Welcome to attend and join the discussion! - 09/2025: My paper Rethinking Transit Deserts: Identifying Pseudo and Real Gaps through Trip-Level Mobility Data has been accepted by TRB. Another paper, Complete Trip: An Open and Privacy-Safe Dataset of Multimodal Travel Sequences for Urban Transportation Systems Analysis, has also been accepted.
- 08/2025: After the TRB deadline, I’ve been busy “cleaning up” my LBS map-matching code. 🧹 Formatting code so that other humans (including future me) can understand it feels like the hardest optimization problem ever. 🤯 What on earth was I thinking when I wrote this? Now it just looks like a %¥%#@@ ……#…………, completely frazzled… 😵💫🔥
- 09/2024: The Computer Software Copyright Registration in China: Vision-Based Lane Detection System With Self-supervised Pre-training Through Masked Sequential Auto-encoders (VLD_SP-MSAE), granted on Sep. 11, 2024, Patent number 2024R11L1180902. And we have published our open source Lane Detection Code on GitHub, including models and dataset.

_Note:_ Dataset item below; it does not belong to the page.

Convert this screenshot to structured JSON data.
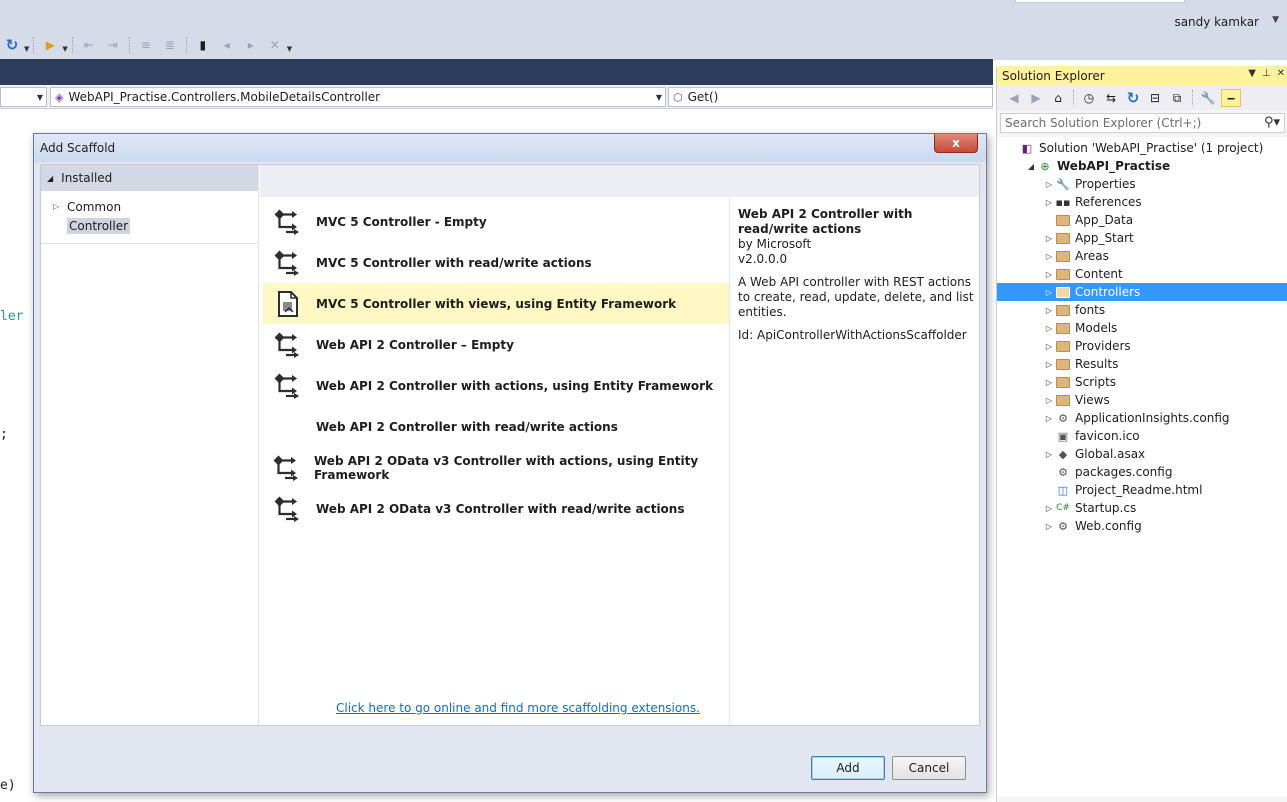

- 09/2024: I present my recent work: Sup-HMM Map-Matching of Location Data Trajectories: A Heterogeneous and Bayesian-Optimized Hidden Markov Approach at TRC-30 conference. A nice trip on Crete.
- 07/2024: My paper have been submitted and is currently under review by The Transportation Research Board (TRB) 104nd Annual Meeting: Sup-HMM Map-Matching of Location Data Trajectories: A Heterogeneous and Bayesian-Optimized Hidden Markov Approach. Working on the map-matching continues. This work is part of our team’s Complete Trips Project.
- 06/2024: My paper has been accepted by Conference in Emerging Technologies in Transportation Systems (TRC-30): Map Matching of Location Data Trajectories: A Heterogeneous and Bayesian-Optimized Hidden Markov Approach. Very excited for the presentation in Crete, Greece, in September!
- 06/2024: The computer software has been submitted and is currently under review by Computer Software Copyright Registration in China: Lane Line Detection Software Based on Image Sequence Mask Pre-Training.
- 04/2024: My paper has been submitted and is currently under review by Conference in Emerging Technologies in Transportation Systems (TRC-30): Map Matching of Location Data Trajectories: A Heterogeneous and Bayesian-Optimized Hidden Markov Approach. I’m currently working on map matching for human mobility data.
- 10/2023: Two of my TRB papers were accepted:
- A Novel Highway Traffic Capacity Analyzing Method under Road Region Atmospheric Environment Constraints Based on Computational Fluid Dynamics Model. The Transportation Research Board (TRB) 103rd Annual Meeting. 2023. [Accepted] Rank 1st.
- Intelligent Anomaly Detection for Lane Rendering Using Transformer with Self-Supervised Pre-Training and Customized Fine-Tuning. The Transportation Research Board (TRB) 103rd Annual Meeting. 2023. [Accepted] Rank 3rd.
- 09/2023: The article, “The Highway Region Boundary Based on Multi-Environmental Factors,” can now be accessed! View the article here.
- 09/2023: Starting my Ph.D. studies at Villanova University!
- 08/2023: The article, “Robust Lane Detection Through Self Pre-Training With Masked Sequential Autoencoders and Fine-Tuning With Customized PolyLoss,” has been finalized and posted in the “Early Access” area on IEEE Xplore! View the article here.
- 07/2023: I received my Ph.D. offer from Villanova University! Looking forward to new research and life at Villanova!
- 07/2023: My paper Robust Lane Detection through Self Pre-training with Masked Sequential Autoencoders and Fine-tuning with Customized PolyLoss is accepted by the journal of IEEE Transactions on Intelligent Transportation Systems!
- 06/2023: I received my M.Eng. degree in traffic and transportation from Lanzhou Jiaotong University!